На следующий день Оксанка привезла бульон, что-то там ещё жидкое и протёртое. Она влила всё это в рот своего горемычного супруга. Потом заставила медсестру и конвоира перестелить постель, смазала Серёньке бока и спину. Он не смог удержать слёз благодарности, потекли предательски по щекам две горючие капли. Но Оксанка умело их смахнула и похлопала мужа по опавшим бокам. Не ошибся он тогда на рынке, верную подругу себе выбрал.

Больше месяца пролежал Серёнька, бревно изображая. Все обследования были проведены, никаких особых отклонений в его организме обнаружено не было. Пришлось потихоньку выздоравливать, не век же лежать. Недели две ушло, чтоб просто встать, на самом деле мышцы не держали тело, ноги дрожали. Зато челюсти быстро в норму пришли и пищу хорошо перемалывали. Пришлось Оксанке носить котлет на двоих, конвоиры тоже привыкли их кушать.

Потом Оксана опять на рынок устроилась торговать, заначки все потрачены были. Стала не каждый день приезжать. А скоро Серёньку в камеру вернули. Что интересно, Коляна там уже не было.

И вот наступил этот страшный день суда. В ходе судебного заседания вдруг выясняются страшные вещи. Оказалось, что милиции его сдал Колян. Что бывшему дружку пообещали, неизвестно. Эта новость Серёньку оглушила. Он сидел на скамье (ему судья разрешил сидя отвечать, после болезни неизвестной человек) и чувствовал,  что опять в болванчика превращается.
Потом выяснилось, что не должны были его в камере держать, так как он добровольно всё своё подпольное хозяйство отдал и попался на этом первый раз. Только при аресте эту бумажку о добровольной сдаче почему-то не составили.
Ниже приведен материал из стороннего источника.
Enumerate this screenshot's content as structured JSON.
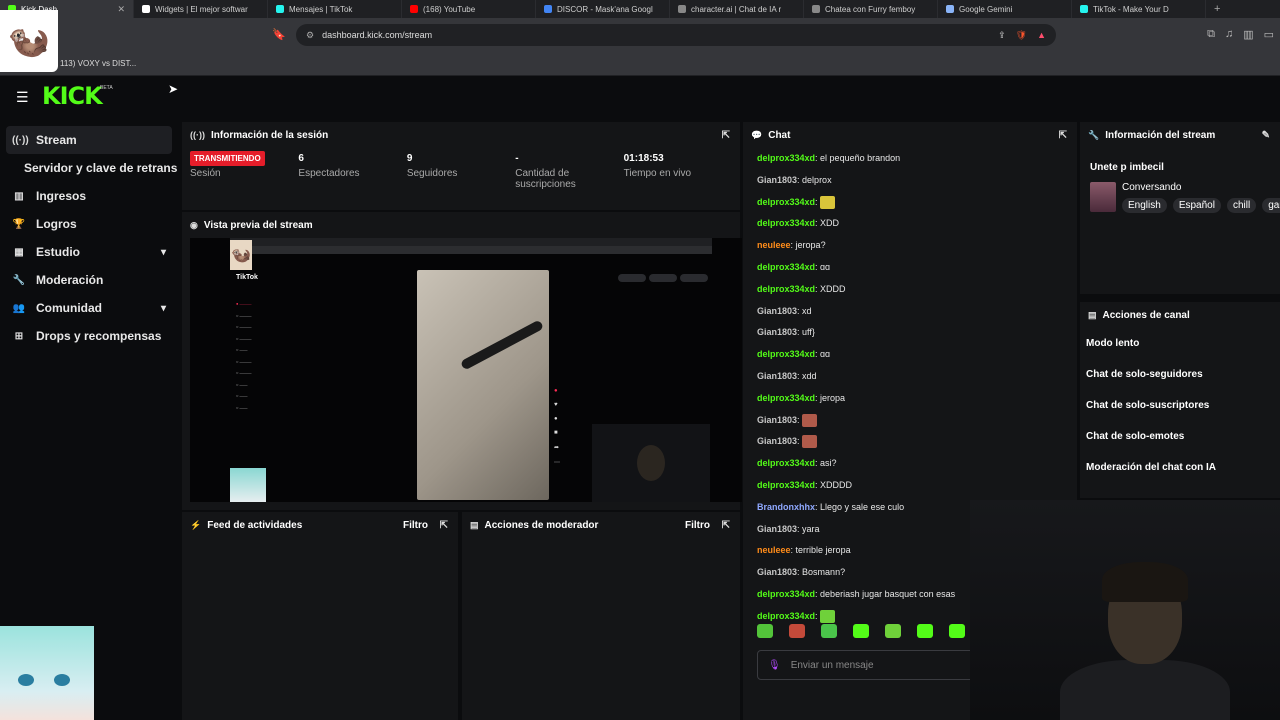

Дали Серёньке три года условно и отпустили из зала суда. (В это время действовала указ – всем, кому до трёх лет наказание назначали, срок условно давали). Ушёл он, тяжело опираясь на плечо Оксанки и на клюшку. И было его искренне жаль. Почему так судьба жестоко обошлась с человеком? И внешностью, и умом обделила. А власти его в своих грязных играх использовали, повышая показатели по борьбе с наркоторговлей, нашли с кем бороться! Он бы бросил свою преступную деятельность, если бы его тюрьмой просто припугнули. Настоящие торговцы на воле гуляют. Колян следующего толкача на улицах посёлка ищет. У него тоже судьба такая, зависит он от наркотиков.
 Одно радовало, не ошибся Серёнька с подругой, может и правда Оксанка его не бросит? Ведь не плохой мужик – добрый, с квартирой. Где в наше время лучше найдёшь?

Написано на основе реальных судеб. Среди народных заседателей на том суде сидел автор этого рассказа.